Não pretendo substituir o papel da plateia, a quem, de acordo com a proposta da peça, cabe ouvir o debate travado entre acusação e defesa e realizar o julgamento do caso Lars Koch. Isso não significa, todavia, que qualquer decisão, mesmo neste hard case, seja cabível e que, nesse sentido, não haja respostas corretas no direito. O que importa aqui, no entanto, é destacar o argumento da promotora pública em favor da autonomia do Direito e o peso conferido aos princípios constitucionais em detrimento de raciocínios morais genéricos.

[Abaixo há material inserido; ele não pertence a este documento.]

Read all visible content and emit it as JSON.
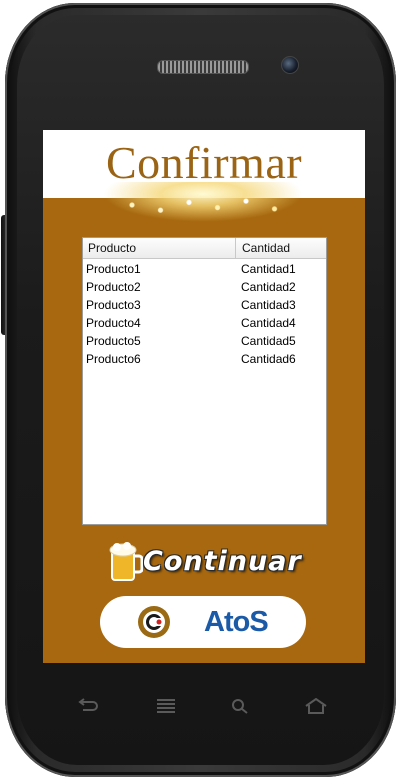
{
  "screen": {
    "title": "Confirmar",
    "table": {
      "columns": [
        "Producto",
        "Cantidad"
      ],
      "rows": [
        [
          "Producto1",
          "Cantidad1"
        ],
        [
          "Producto2",
          "Cantidad2"
        ],
        [
          "Producto3",
          "Cantidad3"
        ],
        [
          "Producto4",
          "Cantidad4"
        ],
        [
          "Producto5",
          "Cantidad5"
        ],
        [
          "Producto6",
          "Cantidad6"
        ]
      ]
    },
    "continue_button": {
      "label": "Continuar",
      "icon": "beer-mug-icon"
    },
    "footer_logos": {
      "left_logo": "c-circle-logo",
      "right_logo_text": "AtoS"
    }
  },
  "device": {
    "nav_icons": [
      "back-icon",
      "menu-icon",
      "search-icon",
      "home-icon"
    ]
  },
  "colors": {
    "screen_background": "#a7680f",
    "title": "#9a6414",
    "atos_blue": "#1b5aa6"
  }
}
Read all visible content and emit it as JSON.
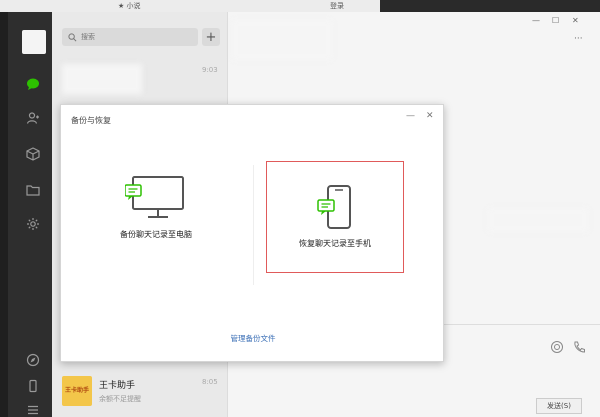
{
  "topbar": {
    "favorite_label": "★ 小说",
    "login_label": "登录"
  },
  "sidebar": {
    "items": [
      {
        "name": "chat-icon"
      },
      {
        "name": "contacts-icon"
      },
      {
        "name": "box-icon"
      },
      {
        "name": "folder-icon"
      },
      {
        "name": "settings-icon"
      },
      {
        "name": "compass-icon"
      },
      {
        "name": "phone-icon"
      },
      {
        "name": "menu-icon"
      }
    ],
    "active_color": "#2dc100"
  },
  "chatlist": {
    "search_placeholder": "搜索",
    "add_label": "+",
    "first_time": "9:03",
    "contact": {
      "avatar_text": "王卡助手",
      "name": "王卡助手",
      "subtitle": "余额不足提醒",
      "time": "8:05"
    }
  },
  "main": {
    "more_label": "···",
    "send_label": "发送(S)"
  },
  "dialog": {
    "title": "备份与恢复",
    "minimize_label": "—",
    "close_label": "✕",
    "backup_label": "备份聊天记录至电脑",
    "restore_label": "恢复聊天记录至手机",
    "manage_link": "管理备份文件",
    "highlight_color": "#e05a5a",
    "bubble_color": "#2dc100"
  }
}
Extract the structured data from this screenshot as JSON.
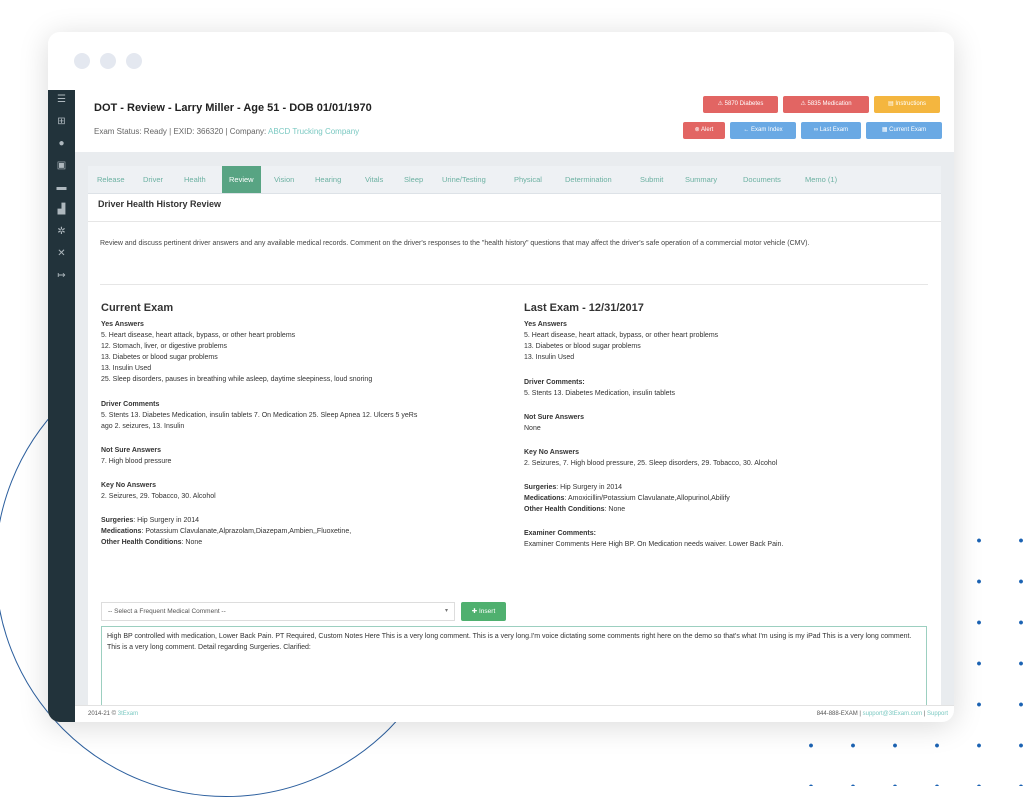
{
  "header": {
    "title": "DOT - Review - Larry Miller - Age 51 - DOB 01/01/1970",
    "status_prefix": "Exam Status: Ready | EXID: 366320 | Company: ",
    "company": "ABCD Trucking Company",
    "buttons_top": [
      "5870 Diabetes",
      "5835 Medication",
      "Instructions"
    ],
    "buttons_bottom": [
      "Alert",
      "Exam Index",
      "Last Exam",
      "Current Exam"
    ]
  },
  "tabs": [
    "Release",
    "Driver",
    "Health",
    "Review",
    "Vision",
    "Hearing",
    "Vitals",
    "Sleep",
    "Urine/Testing",
    "Physical",
    "Determination",
    "Submit",
    "Summary",
    "Documents",
    "Memo (1)"
  ],
  "active_tab": "Review",
  "section_title": "Driver Health History Review",
  "intro": "Review and discuss pertinent driver answers and any available medical records. Comment on the driver's responses to the \"health history\" questions that may affect the driver's safe operation of a commercial motor vehicle (CMV).",
  "current": {
    "title": "Current Exam",
    "yes_label": "Yes Answers",
    "yes": [
      "5. Heart disease, heart attack, bypass, or other heart problems",
      "12. Stomach, liver, or digestive problems",
      "13. Diabetes or blood sugar problems",
      "13. Insulin Used",
      "25. Sleep disorders, pauses in breathing while asleep, daytime sleepiness, loud snoring"
    ],
    "comments_label": "Driver Comments",
    "comments": [
      "5. Stents 13. Diabetes Medication, insulin tablets 7. On Medication 25. Sleep Apnea 12. Ulcers 5 yeRs",
      "ago 2. seizures, 13. Insulin"
    ],
    "notsure_label": "Not Sure Answers",
    "notsure": "7. High blood pressure",
    "keyno_label": "Key No Answers",
    "keyno": "2. Seizures, 29. Tobacco, 30. Alcohol",
    "surgeries_label": "Surgeries",
    "surgeries": ": Hip Surgery in 2014",
    "medications_label": "Medications",
    "medications": ": Potassium Clavulanate,Alprazolam,Diazepam,Ambien,,Fluoxetine,",
    "other_label": "Other Health Conditions",
    "other": ": None"
  },
  "last": {
    "title": "Last Exam - 12/31/2017",
    "yes_label": "Yes Answers",
    "yes": [
      "5. Heart disease, heart attack, bypass, or other heart problems",
      "13. Diabetes or blood sugar problems",
      "13. Insulin Used"
    ],
    "comments_label": "Driver Comments:",
    "comments": "5. Stents 13. Diabetes Medication, insulin tablets",
    "notsure_label": "Not Sure Answers",
    "notsure": "None",
    "keyno_label": "Key No Answers",
    "keyno": "2. Seizures, 7. High blood pressure, 25. Sleep disorders, 29. Tobacco, 30. Alcohol",
    "surgeries_label": "Surgeries",
    "surgeries": ": Hip Surgery in 2014",
    "medications_label": "Medications",
    "medications": ": Amoxicillin/Potassium Clavulanate,Allopurinol,Abilify",
    "other_label": "Other Health Conditions",
    "other": ": None",
    "examiner_label": "Examiner Comments:",
    "examiner": "Examiner Comments Here High BP. On Medication needs waiver. Lower Back Pain."
  },
  "comment_select": {
    "value": "-- Select a Frequent Medical Comment --",
    "insert_label": "Insert"
  },
  "comment_text": "High BP controlled with medication, Lower Back Pain. PT Required, Custom Notes Here This is a very long comment. This is a very long.I'm voice dictating some comments right here on the demo so that's what I'm using is my iPad This is a very long comment. This is a very long comment. Detail regarding Surgeries. Clarified:",
  "footer": {
    "copyright": "2014-21 © ",
    "brand": "3tExam",
    "phone": "844-888-EXAM  |  ",
    "email": "support@3tExam.com",
    "sep": "  |  ",
    "support": "Support"
  },
  "colors": {
    "sidebar": "#22333b",
    "active_tab": "#58a483",
    "tab_text": "#6cb1a2",
    "red_button": "#e26563",
    "orange_button": "#f4b63f",
    "blue_button": "#6aa9e4",
    "insert_button": "#4fb06f"
  },
  "icons": [
    "list-icon",
    "hospital-icon",
    "user-icon",
    "truck-icon",
    "folder-icon",
    "chart-icon",
    "gear-icon",
    "tools-icon",
    "logout-icon",
    "warning-icon",
    "alert-icon",
    "back-icon",
    "link-icon",
    "calendar-icon",
    "plus-icon"
  ]
}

O discurso da dogmática tradicional costuma conceber a relação entre direito e moral como algo dicotômico: ou negamos a referida relação e estamos condenados a uma concepção positivista e "insensível" de direito, situação em que teríamos o famoso "juiz boca da lei", ou aceitamos que Direito e moral se comunicam e, por isso, advogados, juízes e demais operadores do Direito estariam autorizados a apelar para valores éticos, mesmo que contra legem, em busca da realização da justiça, do bem comum, ou a algo nesse sentido.

A argumentação da promotora da peça de Schirach quebra essa aparente dicotomia: o seu apelo ao princípio da dignidade e à autonomia do Direito está vinculado a uma leitura sobre o papel e valor político do direito enquanto um compromisso público estabelecido entre indivíduos cujas vidas têm igual valor. Decidir por princípio, e não por razões éticas e morais genéricas e particulares, nesse sentido, é fazer valer uma promessa institucional anterior aos casos concretos e cuja correta aplicação reconhece e efetiva a igualdade dos membros de uma comunidade política.

Aqui entram em cena duas teses famosas de Ronald Dworkin: a noção de decidir por princípio e a proposta de que o Direito está relacionado com a moralidade política na medida em que as decisões realizadas a partir de princípios devem atender ao ideal político da integridade. Para Dworkin, princípios são "trunfos sobre a vontade da maioria" [3], de maneira que decidir por princípios requer a independência das razões daquele que julga em relação a possíveis considerações de conveniência ou de consciência. Assim, os princípios devem manter o intérprete vinculado à promessa fundante do Estado representada pela Constituição.

A palavra promessa normalmente é utilizada em contextos particulares. No entanto, se expandirmos o seu emprego cotidiano para o nível público, podemos dizer que a efetivação de direitos previamente estabelecidos é uma promessa que nós, enquanto comunidade política, fizemos a nós mesmos. Afirmamos que alguém que não cumpre suas promessas com base em desculpas ou pretextos é alguém que não cumpre a sua palavra e que, portanto, não é uma pessoa íntegra. Isso é o que representa, para Dworkin, a integridade do Direito: a ideia de que a Constituição e o sistema jurídico, enquanto promessa institucional, sejam cumpridos de forma equânime em cada caso, de maneira que os diferentes conflitos sociais sejam sempre reinterpretados de acordo com uma linha coerente de razões antecedentes.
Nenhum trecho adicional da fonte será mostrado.